Thanksgiving has now passed. And what a week it was. I always love Thanksgiving week in my family, partly because it's one of the few constant things in my life that I can count on. There


will always be a discussion about whether or not we actually stole the chairs in my parents garage from the church which we are now hauling to wherever it is we're having Thanksgiving this year. There will always be the "Thanksgiving beans" sitting on each plate before dinner starts so everyone can go around the table and name something they're thankful for. Mom will always cry and say she's thankful for dad when it gets to her turn, which is always very sweet. There will always be screaming children terrorizing everyone else the entire day (in the eighties these were my cousins. Now they are nieces and nephews). And there will always be an incredibly long prayer to bless the food, which is always disrupted by an incredibly awkward moment; two years ago it was Uncle Rick praying that a couple members in the family would just find spouses already, and as if that wasn't awkward enough, he got one of the people mixed up and prayed for my already married sister. This year it was my two year old niece, like a broken record, saying over and over again "I need go potty. I need go potty. I need go potty," confirming once again that I am simply too immature to maintain composure when bodily humor is placed in front of me, even in the most serious situations.

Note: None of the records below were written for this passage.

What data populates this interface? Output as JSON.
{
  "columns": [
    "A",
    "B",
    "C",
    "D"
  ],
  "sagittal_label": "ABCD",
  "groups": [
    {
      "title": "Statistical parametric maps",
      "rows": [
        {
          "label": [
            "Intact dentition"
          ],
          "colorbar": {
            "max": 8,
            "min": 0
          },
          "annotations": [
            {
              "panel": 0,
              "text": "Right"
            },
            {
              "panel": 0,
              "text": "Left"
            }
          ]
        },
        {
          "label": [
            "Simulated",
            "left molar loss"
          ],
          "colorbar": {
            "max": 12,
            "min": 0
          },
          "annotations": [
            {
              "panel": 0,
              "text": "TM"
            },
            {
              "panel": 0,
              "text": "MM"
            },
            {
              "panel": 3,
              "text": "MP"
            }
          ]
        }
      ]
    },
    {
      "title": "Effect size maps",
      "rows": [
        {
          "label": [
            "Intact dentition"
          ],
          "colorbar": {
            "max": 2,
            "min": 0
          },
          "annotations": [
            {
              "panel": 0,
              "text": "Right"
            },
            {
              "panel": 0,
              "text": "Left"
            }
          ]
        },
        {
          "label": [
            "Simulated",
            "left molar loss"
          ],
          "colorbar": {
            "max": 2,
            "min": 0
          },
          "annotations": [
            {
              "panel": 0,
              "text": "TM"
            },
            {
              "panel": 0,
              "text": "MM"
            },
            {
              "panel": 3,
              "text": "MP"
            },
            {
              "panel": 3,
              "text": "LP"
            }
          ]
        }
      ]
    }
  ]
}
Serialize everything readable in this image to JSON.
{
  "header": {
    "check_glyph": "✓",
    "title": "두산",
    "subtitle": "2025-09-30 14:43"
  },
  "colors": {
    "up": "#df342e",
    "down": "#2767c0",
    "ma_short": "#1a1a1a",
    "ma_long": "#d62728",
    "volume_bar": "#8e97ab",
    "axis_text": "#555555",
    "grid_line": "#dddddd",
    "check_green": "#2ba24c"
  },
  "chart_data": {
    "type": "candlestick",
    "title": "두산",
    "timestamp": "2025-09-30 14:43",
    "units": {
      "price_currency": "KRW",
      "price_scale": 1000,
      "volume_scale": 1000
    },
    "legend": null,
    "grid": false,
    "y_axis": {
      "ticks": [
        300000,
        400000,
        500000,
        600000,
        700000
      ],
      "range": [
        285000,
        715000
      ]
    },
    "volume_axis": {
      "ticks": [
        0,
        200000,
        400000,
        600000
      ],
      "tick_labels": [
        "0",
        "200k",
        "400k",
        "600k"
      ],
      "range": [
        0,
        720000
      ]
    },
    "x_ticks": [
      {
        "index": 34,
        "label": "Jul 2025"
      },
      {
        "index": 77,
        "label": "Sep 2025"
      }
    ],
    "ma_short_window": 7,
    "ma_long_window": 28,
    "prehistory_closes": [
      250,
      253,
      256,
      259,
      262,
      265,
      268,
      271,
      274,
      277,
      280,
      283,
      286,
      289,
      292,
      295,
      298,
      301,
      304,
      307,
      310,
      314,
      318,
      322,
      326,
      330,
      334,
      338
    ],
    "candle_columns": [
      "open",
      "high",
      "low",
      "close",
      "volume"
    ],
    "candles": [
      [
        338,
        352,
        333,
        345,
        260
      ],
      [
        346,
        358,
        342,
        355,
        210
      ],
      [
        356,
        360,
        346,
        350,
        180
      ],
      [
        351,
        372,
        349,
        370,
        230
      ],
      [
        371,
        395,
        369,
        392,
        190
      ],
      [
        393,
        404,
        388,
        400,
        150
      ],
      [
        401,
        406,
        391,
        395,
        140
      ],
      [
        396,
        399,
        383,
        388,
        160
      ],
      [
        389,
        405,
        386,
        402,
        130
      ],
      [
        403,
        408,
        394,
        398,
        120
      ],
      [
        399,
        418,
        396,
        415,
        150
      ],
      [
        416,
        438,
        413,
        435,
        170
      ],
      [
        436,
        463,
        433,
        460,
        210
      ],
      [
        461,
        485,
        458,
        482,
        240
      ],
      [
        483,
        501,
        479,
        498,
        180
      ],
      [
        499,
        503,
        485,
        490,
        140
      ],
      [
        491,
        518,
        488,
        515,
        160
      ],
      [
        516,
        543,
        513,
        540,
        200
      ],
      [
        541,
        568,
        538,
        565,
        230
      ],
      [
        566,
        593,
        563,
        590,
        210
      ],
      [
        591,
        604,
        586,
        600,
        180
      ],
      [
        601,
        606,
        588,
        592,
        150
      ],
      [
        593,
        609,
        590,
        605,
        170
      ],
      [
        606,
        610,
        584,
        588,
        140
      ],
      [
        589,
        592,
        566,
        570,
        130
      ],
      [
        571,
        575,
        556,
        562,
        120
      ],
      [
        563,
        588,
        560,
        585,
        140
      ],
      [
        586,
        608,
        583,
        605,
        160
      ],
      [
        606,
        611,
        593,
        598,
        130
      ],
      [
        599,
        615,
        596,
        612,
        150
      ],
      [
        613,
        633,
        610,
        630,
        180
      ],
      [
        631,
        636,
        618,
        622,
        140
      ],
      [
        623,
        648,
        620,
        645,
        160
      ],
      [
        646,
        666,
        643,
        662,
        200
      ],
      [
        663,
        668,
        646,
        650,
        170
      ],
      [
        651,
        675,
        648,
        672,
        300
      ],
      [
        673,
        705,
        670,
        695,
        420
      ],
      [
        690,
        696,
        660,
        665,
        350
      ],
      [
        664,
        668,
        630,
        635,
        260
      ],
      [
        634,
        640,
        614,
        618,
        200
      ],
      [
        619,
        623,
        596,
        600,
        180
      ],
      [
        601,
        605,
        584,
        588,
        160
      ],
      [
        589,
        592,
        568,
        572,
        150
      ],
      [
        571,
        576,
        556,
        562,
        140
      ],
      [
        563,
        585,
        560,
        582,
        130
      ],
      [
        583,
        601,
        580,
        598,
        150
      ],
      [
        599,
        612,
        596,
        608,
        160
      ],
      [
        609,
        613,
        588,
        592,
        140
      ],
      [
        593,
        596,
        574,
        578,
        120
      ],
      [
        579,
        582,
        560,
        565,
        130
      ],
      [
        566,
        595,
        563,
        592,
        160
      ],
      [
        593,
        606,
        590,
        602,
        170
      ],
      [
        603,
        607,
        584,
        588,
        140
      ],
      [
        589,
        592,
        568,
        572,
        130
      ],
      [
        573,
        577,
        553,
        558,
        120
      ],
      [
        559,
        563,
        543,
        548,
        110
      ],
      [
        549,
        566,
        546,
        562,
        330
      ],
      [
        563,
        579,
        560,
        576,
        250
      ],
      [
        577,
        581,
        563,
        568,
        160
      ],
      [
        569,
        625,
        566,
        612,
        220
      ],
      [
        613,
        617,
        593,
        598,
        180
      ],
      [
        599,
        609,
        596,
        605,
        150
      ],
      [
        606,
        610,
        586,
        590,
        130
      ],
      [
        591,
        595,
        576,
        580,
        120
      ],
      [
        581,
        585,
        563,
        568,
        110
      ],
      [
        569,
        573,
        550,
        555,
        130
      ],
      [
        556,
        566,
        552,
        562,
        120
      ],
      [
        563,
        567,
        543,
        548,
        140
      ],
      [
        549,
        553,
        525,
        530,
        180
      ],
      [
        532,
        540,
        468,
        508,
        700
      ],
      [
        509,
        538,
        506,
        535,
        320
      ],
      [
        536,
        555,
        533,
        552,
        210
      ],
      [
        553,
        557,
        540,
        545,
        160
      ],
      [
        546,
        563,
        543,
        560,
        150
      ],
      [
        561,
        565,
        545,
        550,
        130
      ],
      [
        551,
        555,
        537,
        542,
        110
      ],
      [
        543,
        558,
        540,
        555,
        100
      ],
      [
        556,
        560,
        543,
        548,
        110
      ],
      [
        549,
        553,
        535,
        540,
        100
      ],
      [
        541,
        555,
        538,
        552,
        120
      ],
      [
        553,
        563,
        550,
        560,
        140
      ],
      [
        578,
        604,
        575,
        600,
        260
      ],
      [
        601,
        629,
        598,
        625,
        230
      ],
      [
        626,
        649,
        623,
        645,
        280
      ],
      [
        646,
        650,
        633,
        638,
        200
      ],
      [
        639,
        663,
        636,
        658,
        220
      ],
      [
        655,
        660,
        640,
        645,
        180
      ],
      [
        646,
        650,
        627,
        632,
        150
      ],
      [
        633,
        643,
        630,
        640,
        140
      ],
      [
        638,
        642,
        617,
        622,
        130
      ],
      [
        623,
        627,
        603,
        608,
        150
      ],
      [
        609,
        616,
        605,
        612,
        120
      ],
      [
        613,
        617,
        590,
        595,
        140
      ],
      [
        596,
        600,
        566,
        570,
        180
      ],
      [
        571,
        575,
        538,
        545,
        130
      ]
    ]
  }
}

A couple of days after Thanksgiving, Krishelle and I decided to help our parents put up some Christmas decorations which made my mother overly excited. After fanning out the branches of the various wreaths and trees strategically placed around the house, I felt something come over my head and then realized that it was a Santa hat, disturbingly decorated with reindeer antlers. I walked into the next room and found that Krishelle had been assaulted with antlers of her own. Mom was running around the house singing every Christmas tune she's ever heard of (including a few that I'm positive she made up) while dad fiddled with the lights stating no less than fifty times that he hated those "stupid things."

As always, the decorations miraculously turned, from what always looks like a severe case of hoarding while still in the storage room, into an immaculate display of festive cheer. It's a talent that mom has always had.

I'm looking forward to Christmas now, so much so that I secretly longed for snow the other day for about twelve seconds. But don't tell anyone.